Gosto de te Ver Dormir
de Ana Rute Simões
Nunca foi fácil. Fingir, digo. Acredito que não deve ser para ninguém.
Manter fechado o nosso verdadeiro eu. Fingir todos os dias ser algo que não somos. Abafar. Controlar. Minimizar os desejos. Vestir uma pele que não é nossa. Todos os dias. Hora após hora. Encontrando a liberdade apenas nos sonhos. Livre. Livre. Para ser quem sou. Deixar à solta a vontade, deixar correr livremente o meu ser. Livrar-me das correntes do que é certo. Do que é normal. Ser inteiramente eu. Nem que por um segundo apenas.
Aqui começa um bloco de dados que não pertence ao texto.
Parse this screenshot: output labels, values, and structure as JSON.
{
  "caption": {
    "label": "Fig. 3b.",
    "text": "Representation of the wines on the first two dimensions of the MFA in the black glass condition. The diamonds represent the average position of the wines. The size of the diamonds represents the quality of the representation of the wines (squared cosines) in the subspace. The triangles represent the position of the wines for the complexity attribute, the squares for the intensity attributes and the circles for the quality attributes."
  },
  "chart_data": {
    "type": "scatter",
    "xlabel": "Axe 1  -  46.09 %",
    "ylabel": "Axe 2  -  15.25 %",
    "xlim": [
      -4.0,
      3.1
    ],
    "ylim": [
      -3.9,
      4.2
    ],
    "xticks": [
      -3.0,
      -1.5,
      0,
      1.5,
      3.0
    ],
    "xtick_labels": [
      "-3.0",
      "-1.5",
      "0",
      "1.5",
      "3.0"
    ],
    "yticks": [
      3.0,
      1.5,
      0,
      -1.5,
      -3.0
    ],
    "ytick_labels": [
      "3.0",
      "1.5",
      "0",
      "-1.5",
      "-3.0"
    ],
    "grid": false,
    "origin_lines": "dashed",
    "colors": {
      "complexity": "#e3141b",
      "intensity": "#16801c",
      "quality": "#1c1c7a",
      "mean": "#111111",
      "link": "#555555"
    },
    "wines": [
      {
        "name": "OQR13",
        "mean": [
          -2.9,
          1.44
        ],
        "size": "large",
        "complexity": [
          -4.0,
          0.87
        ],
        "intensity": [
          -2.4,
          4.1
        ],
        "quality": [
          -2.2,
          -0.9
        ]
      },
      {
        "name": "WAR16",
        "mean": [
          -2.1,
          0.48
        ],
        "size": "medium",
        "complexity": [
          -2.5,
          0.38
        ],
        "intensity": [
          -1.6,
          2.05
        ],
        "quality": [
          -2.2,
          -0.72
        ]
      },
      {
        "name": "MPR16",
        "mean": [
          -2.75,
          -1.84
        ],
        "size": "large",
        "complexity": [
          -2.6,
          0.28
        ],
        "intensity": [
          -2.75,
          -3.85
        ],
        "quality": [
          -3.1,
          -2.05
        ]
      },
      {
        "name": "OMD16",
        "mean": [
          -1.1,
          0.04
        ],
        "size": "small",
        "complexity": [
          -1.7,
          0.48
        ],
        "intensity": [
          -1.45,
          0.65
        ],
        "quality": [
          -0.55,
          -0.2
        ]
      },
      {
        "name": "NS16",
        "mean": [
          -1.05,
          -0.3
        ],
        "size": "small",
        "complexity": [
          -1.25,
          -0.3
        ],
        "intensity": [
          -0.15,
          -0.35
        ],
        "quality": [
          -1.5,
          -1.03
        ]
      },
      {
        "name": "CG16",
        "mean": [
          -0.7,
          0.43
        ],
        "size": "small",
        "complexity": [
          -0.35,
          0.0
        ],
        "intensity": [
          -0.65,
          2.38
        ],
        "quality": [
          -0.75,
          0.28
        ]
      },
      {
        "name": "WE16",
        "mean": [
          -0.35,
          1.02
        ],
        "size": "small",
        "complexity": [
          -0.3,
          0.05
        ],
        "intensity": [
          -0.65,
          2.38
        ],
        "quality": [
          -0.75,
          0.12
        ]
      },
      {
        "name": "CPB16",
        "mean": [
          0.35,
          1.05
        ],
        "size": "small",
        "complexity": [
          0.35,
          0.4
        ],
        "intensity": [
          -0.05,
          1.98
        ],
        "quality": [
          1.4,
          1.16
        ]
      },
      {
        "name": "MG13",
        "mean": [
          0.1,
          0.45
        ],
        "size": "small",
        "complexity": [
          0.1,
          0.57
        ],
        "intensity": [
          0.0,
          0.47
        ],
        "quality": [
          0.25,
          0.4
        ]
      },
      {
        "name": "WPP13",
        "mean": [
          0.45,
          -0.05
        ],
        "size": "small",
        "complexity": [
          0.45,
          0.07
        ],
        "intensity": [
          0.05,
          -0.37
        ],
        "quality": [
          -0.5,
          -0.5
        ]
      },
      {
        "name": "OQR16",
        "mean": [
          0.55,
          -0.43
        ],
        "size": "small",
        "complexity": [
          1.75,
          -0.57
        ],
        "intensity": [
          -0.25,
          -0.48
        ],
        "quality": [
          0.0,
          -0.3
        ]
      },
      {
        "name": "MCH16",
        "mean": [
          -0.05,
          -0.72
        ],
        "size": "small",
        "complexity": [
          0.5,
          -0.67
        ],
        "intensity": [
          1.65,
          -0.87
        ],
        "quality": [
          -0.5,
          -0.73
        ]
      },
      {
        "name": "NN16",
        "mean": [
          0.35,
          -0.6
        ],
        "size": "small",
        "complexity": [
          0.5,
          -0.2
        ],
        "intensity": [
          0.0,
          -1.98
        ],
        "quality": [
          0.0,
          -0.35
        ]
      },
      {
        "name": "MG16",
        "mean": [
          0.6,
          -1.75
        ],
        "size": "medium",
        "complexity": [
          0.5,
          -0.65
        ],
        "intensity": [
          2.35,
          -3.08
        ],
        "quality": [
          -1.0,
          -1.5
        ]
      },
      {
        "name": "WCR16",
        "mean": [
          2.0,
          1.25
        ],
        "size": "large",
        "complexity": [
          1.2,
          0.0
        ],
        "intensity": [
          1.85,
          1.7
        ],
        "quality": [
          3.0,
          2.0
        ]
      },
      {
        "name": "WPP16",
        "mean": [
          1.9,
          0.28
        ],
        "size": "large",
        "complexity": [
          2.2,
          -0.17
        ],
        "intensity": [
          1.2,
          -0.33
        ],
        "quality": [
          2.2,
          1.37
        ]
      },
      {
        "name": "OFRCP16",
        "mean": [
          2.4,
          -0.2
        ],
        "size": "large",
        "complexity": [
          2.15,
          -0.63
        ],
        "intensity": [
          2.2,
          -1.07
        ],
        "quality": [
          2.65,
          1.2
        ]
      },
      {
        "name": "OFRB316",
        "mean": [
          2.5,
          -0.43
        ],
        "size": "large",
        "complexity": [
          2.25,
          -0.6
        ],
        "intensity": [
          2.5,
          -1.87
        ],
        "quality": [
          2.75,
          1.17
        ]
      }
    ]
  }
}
As vozes aumentam. Tento asfixiá-las. Sou um bom menino. Repito. Sou um bom menino. Ignoro os sons. Os pesadelos. Ponho a máscara. Uso-a diligentemente. Ninguém repara. Ninguém sabe. Nem sequer sonham. Que existe outro. À espera. Impaciente.
Fico muito quieto enquanto me dás as boas noites. Enquanto me sussurras:
— Gosto de te ver dormir.
Sou um bom menino, repito.
Até quando?
*Este texto foi redigido segundo o Acordo Ortográfico de 1945
SOBRE A AUTORA
Ana Rute Simões
Ana Rute Simões, mãe de três pequenos heróis. Não consegue (e não quer) imaginar um mundo sem livros. Sem histórias. Produtora das curtas-metragens TU, Espelho Meu, A Escritora, O Intruso, Piquenique e Gosto de te Ver Dormir (onde escreveu igualmente o argumento). Autora de Quando o Mundo Perdeu a Cor e Contos Mirabolantes Sobre Crianças Fantásticas. Colaborou na Antologia Minimalista em 2024, com o conto «Um Dia Contigo».